What's not clear to me is whether this use-after-free problem affects
only TCG or KVM too.
Can we unmap blob immediately using Alex' method when using KVM? Would
be great if we could optimize unmapping for KVM. TCG performance is a
much lesser concern.
Unfortunately no, the use-after-free can occur whatever acceleration is
used. It was discussed thoroughly in the past. In short, the patch
breaks reference counting (which also breaks RCU as it is indirectly
tracked with reference counting) so use-after-free can be triggered with
a DMA operation.
The best summary I can find is the following:
https://lore.kernel.org/qemu-devel/[email protected]/
The breakage of reference counting can be checked with the code in the
following email:
https://lore.kernel.org/qemu-devel/[email protected]/
I suggested adding an RCU API to request the force quiescent
state for virtio-gpu as a solution that works both on TCG and KVM in
another thread, but I think it is also the easiest solution for KVM that
avoids a regression.

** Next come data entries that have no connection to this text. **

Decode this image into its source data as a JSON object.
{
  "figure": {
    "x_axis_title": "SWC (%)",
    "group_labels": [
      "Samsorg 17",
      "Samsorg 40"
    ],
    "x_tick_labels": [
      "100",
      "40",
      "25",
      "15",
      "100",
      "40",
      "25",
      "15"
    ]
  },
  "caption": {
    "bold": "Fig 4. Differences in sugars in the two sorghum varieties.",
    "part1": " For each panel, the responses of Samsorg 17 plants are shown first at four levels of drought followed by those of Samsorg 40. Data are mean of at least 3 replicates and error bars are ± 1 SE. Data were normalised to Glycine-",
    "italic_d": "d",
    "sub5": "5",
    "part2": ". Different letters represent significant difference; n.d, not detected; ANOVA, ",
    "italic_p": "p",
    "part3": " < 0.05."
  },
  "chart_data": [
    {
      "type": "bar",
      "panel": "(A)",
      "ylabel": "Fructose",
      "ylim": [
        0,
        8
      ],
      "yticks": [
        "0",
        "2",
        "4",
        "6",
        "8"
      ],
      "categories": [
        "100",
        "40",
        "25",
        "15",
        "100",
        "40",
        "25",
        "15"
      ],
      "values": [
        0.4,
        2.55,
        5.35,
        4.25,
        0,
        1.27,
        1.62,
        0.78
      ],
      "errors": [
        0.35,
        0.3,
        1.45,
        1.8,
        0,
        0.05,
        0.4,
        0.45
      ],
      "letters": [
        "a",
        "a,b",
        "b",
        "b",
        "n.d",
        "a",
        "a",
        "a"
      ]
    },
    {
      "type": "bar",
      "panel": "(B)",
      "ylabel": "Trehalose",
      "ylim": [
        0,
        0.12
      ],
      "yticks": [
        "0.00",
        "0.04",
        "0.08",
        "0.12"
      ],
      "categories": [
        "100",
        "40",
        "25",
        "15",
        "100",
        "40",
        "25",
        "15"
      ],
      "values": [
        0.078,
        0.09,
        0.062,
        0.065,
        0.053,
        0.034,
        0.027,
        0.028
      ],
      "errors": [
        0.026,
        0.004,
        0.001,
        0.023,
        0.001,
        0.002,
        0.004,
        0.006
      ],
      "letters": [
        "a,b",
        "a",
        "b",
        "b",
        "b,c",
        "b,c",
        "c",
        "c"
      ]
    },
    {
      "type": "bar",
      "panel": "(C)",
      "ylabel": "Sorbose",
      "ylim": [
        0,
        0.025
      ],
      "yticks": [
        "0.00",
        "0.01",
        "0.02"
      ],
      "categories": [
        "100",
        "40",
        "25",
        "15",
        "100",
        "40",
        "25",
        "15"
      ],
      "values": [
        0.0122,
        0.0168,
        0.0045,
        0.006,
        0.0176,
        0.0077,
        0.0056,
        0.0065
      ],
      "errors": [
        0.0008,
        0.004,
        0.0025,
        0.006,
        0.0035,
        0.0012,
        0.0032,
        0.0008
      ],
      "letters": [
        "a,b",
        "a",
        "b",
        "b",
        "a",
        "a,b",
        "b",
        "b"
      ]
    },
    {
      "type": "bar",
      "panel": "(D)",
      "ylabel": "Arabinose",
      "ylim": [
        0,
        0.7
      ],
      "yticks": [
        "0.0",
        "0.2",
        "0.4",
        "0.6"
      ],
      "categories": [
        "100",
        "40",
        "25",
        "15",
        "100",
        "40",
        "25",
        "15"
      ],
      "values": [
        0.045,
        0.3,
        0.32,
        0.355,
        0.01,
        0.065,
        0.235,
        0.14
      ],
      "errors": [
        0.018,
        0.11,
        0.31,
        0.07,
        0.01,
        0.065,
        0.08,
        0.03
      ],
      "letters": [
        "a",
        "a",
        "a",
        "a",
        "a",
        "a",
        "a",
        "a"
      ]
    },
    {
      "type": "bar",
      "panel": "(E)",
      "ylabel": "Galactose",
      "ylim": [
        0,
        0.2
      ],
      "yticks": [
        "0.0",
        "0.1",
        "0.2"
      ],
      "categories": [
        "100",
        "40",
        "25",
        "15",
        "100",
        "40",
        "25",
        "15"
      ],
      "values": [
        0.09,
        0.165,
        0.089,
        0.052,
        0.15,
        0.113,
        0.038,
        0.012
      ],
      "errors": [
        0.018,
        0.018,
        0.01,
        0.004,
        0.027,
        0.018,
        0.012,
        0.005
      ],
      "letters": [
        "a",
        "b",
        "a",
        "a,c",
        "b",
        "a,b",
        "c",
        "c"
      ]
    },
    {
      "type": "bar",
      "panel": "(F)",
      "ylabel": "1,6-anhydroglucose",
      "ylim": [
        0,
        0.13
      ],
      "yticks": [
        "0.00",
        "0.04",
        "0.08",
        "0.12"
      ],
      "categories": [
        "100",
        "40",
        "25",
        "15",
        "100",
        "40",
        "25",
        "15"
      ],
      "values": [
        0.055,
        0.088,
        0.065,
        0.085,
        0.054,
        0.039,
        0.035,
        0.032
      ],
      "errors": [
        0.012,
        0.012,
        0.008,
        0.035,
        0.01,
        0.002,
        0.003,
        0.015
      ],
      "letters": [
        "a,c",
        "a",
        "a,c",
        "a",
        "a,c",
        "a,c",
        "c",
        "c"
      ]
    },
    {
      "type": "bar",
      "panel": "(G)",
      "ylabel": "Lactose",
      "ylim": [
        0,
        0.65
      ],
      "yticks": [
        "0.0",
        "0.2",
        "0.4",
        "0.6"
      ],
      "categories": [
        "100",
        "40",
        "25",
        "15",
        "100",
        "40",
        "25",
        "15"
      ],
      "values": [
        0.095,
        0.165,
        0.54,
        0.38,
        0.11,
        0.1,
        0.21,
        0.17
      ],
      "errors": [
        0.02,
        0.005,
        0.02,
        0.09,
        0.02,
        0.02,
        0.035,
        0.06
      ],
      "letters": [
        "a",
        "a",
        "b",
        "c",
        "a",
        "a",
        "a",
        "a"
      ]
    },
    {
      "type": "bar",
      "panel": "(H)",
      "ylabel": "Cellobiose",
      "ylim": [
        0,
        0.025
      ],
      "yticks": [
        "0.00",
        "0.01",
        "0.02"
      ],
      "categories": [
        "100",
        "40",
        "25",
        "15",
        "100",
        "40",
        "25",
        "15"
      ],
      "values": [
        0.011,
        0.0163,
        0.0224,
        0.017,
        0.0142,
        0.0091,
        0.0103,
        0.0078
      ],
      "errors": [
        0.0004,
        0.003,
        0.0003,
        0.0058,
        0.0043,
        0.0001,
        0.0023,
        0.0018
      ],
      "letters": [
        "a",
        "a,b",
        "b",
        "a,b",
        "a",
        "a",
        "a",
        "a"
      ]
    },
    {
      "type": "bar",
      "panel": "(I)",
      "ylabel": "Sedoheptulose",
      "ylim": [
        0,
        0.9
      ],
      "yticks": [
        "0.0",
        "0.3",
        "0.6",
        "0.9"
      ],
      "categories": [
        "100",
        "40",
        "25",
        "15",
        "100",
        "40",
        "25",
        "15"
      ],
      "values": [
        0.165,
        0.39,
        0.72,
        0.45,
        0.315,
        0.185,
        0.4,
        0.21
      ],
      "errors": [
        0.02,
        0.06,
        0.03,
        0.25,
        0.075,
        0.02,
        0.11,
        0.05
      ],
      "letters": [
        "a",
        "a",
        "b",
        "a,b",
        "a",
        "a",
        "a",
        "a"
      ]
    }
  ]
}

The thread can be found at:
https://lore.kernel.org/qemu-devel/[email protected]/
I think it is straightforward enough, but I'm worried that it may not be
implemented before the feature freeze. I am now just a hobbyist that has
little time to spend for QEMU, and RCU and the memory region management
are too important to make a change in haste.
Regards,
Akihiko Odaki